Cinco meses após a sua ofensiva de choque contra a Rússia, as tropas ucranianas estão ensanguentadas e desmoralizadas na batalha perdida pela região russa de Kursk.
Numa guerra que está a redefinir as fronteiras da Europa de Leste, a região de Kursk tornou-se o epicentro de uma crise militar que põe em evidência as crescentes dificuldades que a Ucrânia enfrenta no conflito com a Rússia. A situação atual revela uma realidade complexa em que as batalhas são tão intensas que alguns comandantes ucranianos nem sequer conseguem evacuar os seus mortos, disseram vários soldados e comandantes à The Associated Press.
O que começou por ser uma operação audaciosa transformou-se num desafio estratégico de proporções imprevistas.
Um comandante de companhia, reunindo as suas tropas no início da operação, proferiu palavras que agora ressoam com uma certa ironia: “Estamos a fazer história; toda a gente vai saber de nós porque isto não era feito desde a Segunda Guerra Mundial”.
No entanto, o mesmo oficial confessaria mais tarde, em privado, as suas dúvidas sobre a operação: “Parecia uma loucura. Não percebi porquê".
A resposta da Rússia tem sido vigorosa e metodicamente executada.
Desde que foi apanhada desprevenida pela incursão ucraniana relâmpago, a Rússia reuniu mais de 50.000 tropas na região, incluindo contingentes norte-coreanos. Esta concentração de forças resultou em perdas territoriais significativas para a Ucrânia, que viu desaparecer mais de 40% dos 984 quilómetros quadrados que tinha conquistado inicialmente em agosto.
A situação no terreno é particularmente grave, como ilustra a dura realidade partilhada por um comandante de pelotão: “Aqueles que resistem até ao fim acabam por desaparecer em combate”.
O mesmo oficial revelou uma estatística assustadora quando mencionou que “pelo menos 20 corpos de soldados ucranianos foram abandonados nos últimos quatro meses porque as batalhas eram demasiado intensas para os evacuar sem mais baixas”.
Os problemas de comunicação e de coordenação agravaram as dificuldades no campo de batalha. Como explicou outro comandante: “Eles não compreendem onde está o nosso lado, onde está o inimigo, o que está sob o nosso controlo e o que não está. Não compreendem a situação operacional, pelo que actuamos segundo o nosso critério”. Este desfasamento entre as ordens do alto comando e a realidade no terreno teve consequências fatais para as tropas ucranianas.
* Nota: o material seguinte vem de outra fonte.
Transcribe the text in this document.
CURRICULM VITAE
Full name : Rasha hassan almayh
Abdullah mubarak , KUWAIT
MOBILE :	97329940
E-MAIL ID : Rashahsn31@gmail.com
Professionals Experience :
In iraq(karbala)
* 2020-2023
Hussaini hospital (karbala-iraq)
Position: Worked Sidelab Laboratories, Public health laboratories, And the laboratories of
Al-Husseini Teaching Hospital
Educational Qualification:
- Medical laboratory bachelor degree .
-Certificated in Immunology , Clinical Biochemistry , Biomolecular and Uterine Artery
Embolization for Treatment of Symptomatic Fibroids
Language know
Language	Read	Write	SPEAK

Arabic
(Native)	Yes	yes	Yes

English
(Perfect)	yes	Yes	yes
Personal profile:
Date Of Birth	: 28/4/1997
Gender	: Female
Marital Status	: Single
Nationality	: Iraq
A entrada de tropas norte-coreanas no conflito veio dar uma nova dimensão à batalha. Como referiu o presidente Zelenskyy, “3.000 soldados norte-coreanos foram mortos ou feridos”. Inicialmente, estas tropas foram consideradas alvos fáceis devido à sua falta de experiência de combate moderno, mas os relatórios da frente sugerem uma rápida adaptação destas forças às condições do campo de batalha.
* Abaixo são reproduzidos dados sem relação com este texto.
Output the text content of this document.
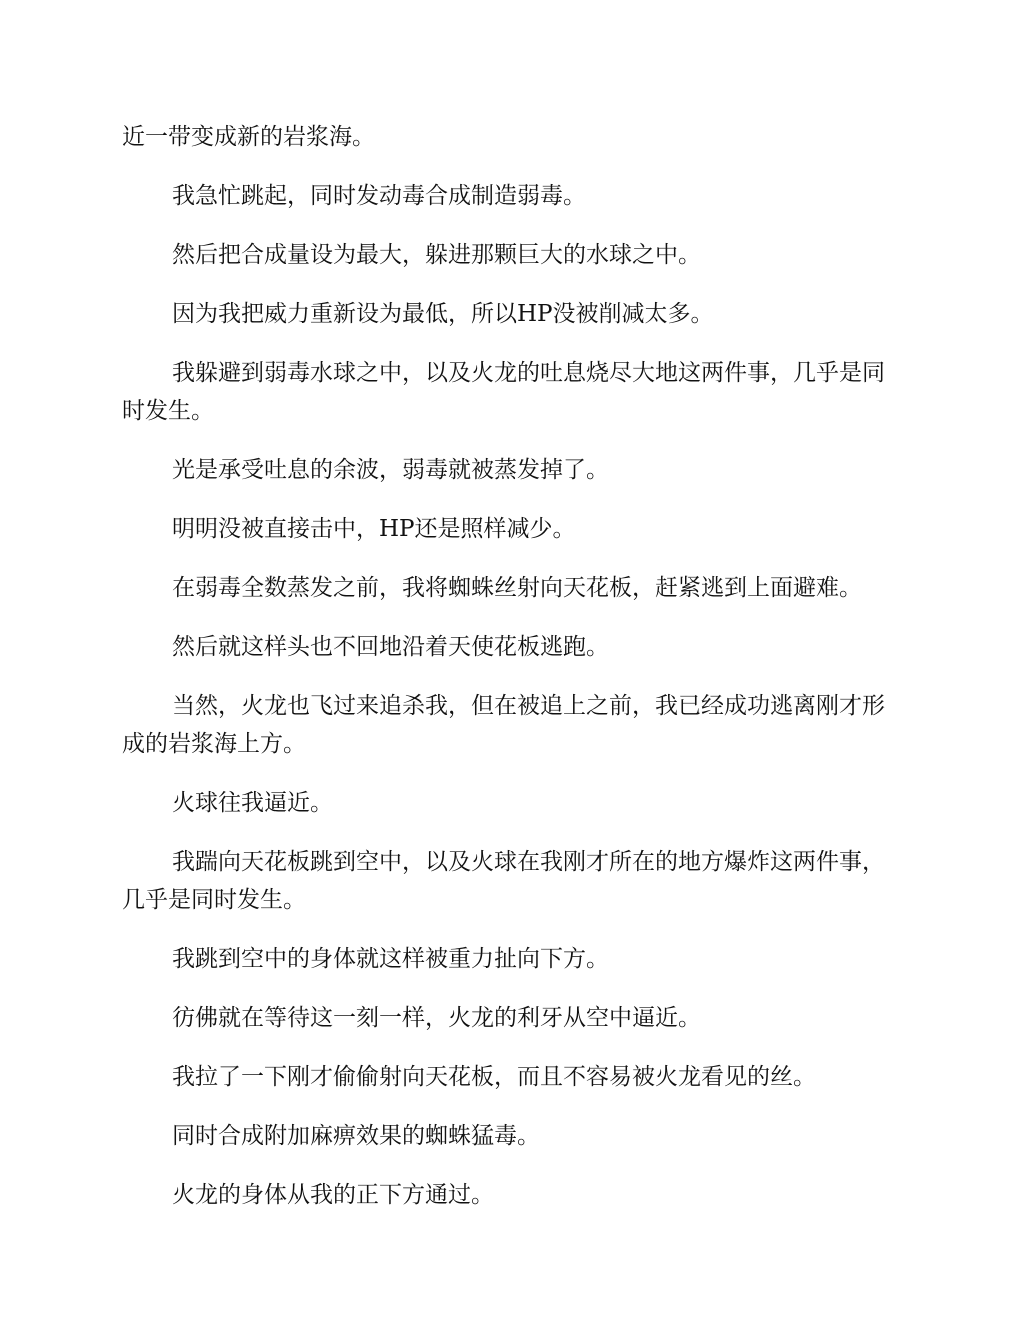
近一带变成新的岩浆海。

我急忙跳起，同时发动毒合成制造弱毒。

然后把合成量设为最大，躲进那颗巨大的水球之中。

因为我把威力重新设为最低，所以HP没被削减太多。

我躲避到弱毒水球之中，以及火龙的吐息烧尽大地这两件事，几乎是同时发生。

光是承受吐息的余波，弱毒就被蒸发掉了。

明明没被直接击中，HP还是照样减少。

在弱毒全数蒸发之前，我将蜘蛛丝射向天花板，赶紧逃到上面避难。

然后就这样头也不回地沿着天使花板逃跑。

当然，火龙也飞过来追杀我，但在被追上之前，我已经成功逃离刚才形成的岩浆海上方。

火球往我逼近。

我踹向天花板跳到空中，以及火球在我刚才所在的地方爆炸这两件事，几乎是同时发生。

我跳到空中的身体就这样被重力扯向下方。

彷佛就在等待这一刻一样，火龙的利牙从空中逼近。

我拉了一下刚才偷偷射向天花板，而且不容易被火龙看见的丝。

同时合成附加麻痹效果的蜘蛛猛毒。

火龙的身体从我的正下方通过。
A decisão de manter uma presença em Kursk gerou um intenso debate estratégico. Como Stepan Lutsiv, comandante da 95ª Brigada de Assalto Aerotransportada, observou: “Atingimos, como se costuma dizer, um ninho de vespas. Criámos um novo foco de tensão. Esta avaliação reflete a preocupação crescente com o impacto mais vasto desta operação em toda a linha da frente.
A justificação inicial para a operação, segundo o chefe do exército Oleksandr Syrskyi, era preventiva, baseada em informações que sugeriam um ataque russo iminente ao nordeste da Ucrânia. No entanto, a realidade atual levanta sérias dúvidas sobre a sustentabilidade desta estratégia.
Como um comandante de pelotão expressou amargamente: “Tudo o que os militares podem pensar agora é que Dombas simplesmente se vendeu. A que preço?”
Outro comandante de um drone resumiu o atual dilema em palavras que captam a gravidade da situação: “Não há outra opção. Vamos lutar aqui porque, se recuarmos para as nossas fronteiras, eles não vão parar; vão continuar a avançar”.
Esta declaração reflete tanto a determinação como o desespero das forças ucranianas que lutam para manter as suas posições em Kursk.